Bruce Lehrmann has launched a dramatic bid to have his long-running legal battle heard by the High Court of Australia, alleging that a judge's independent research fatally compromised civil findings that he raped fellow staffer Brittany Higgins.
Allegations of Judicial Overreach
In an application for special leave filed in January 2026, Lehrmann's legal team argues that Federal Court Justice Michael Lee conducted his own research, thereby undermining the impartial exercise of judicial power. The application claims the judge obtained extraneous material, including academic papers on rape myths and tonic immobility, which were not presented during the trial.
The document states that "the full court erred in not holding that the primary judge's findings were compromised" and subsequently used these findings to make its own determinations. This, Lehrmann's lawyers argue, means the effect of subconscious influence on the verdict cannot be dispelled.
A Legal Saga's Third Act
This marks Lehrmann's third major court action. He initially sued Network Ten and journalist Lisa Wilkinson for defamation over a 2021 episode of The Project that aired Higgins's allegations. In April 2024, Justice Lee dismissed that lawsuit, famously labelling it an "omnishambles," but crucially found on the balance of probabilities that Lehrmann had raped Higgins in a Parliament House office in 2019.
That finding was upheld on appeal by the Full Federal Court in December 2025. The full court went further than Justice Lee, finding Lehrmann had "actual knowledge" that Higgins did not consent, rather than merely being reckless to her consent. Lehrmann's new High Court application also targets this specific finding, arguing "the available evidence was such that no finding could be made one way or the other."

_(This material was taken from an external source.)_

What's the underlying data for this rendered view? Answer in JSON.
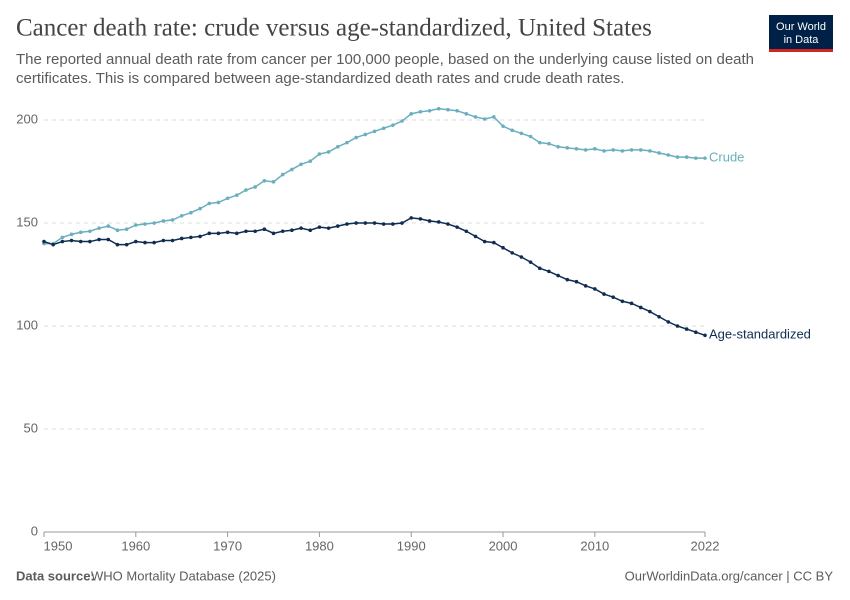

Stakes Could Not Be Higher
The High Court must first grant special leave for a full hearing. Lehrmann seeks to have the decisions of both Justice Lee and the Full Federal Court set aside, which would allow him to pursue damages for defamation. Alternatively, he wants the case reheard by different judges.
The financial stakes are immense. If his High Court bid fails, Lehrmann could be forced into bankruptcy due to existing court orders that he pay a $2 million legal bill to Network Ten. His lawyers have previously told a court that the OnlyFans platform was his only "shot at making money."
Lehrmann has consistently denied sexually assaulting Brittany Higgins. No criminal convictions have been made against him, following the abandonment of his 2022 criminal trial due to juror misconduct.
The case continues to cast a long shadow over Australian politics and media law, with the High Court now asked to rule on the boundaries of judicial research and the defence of substantial truth in defamation.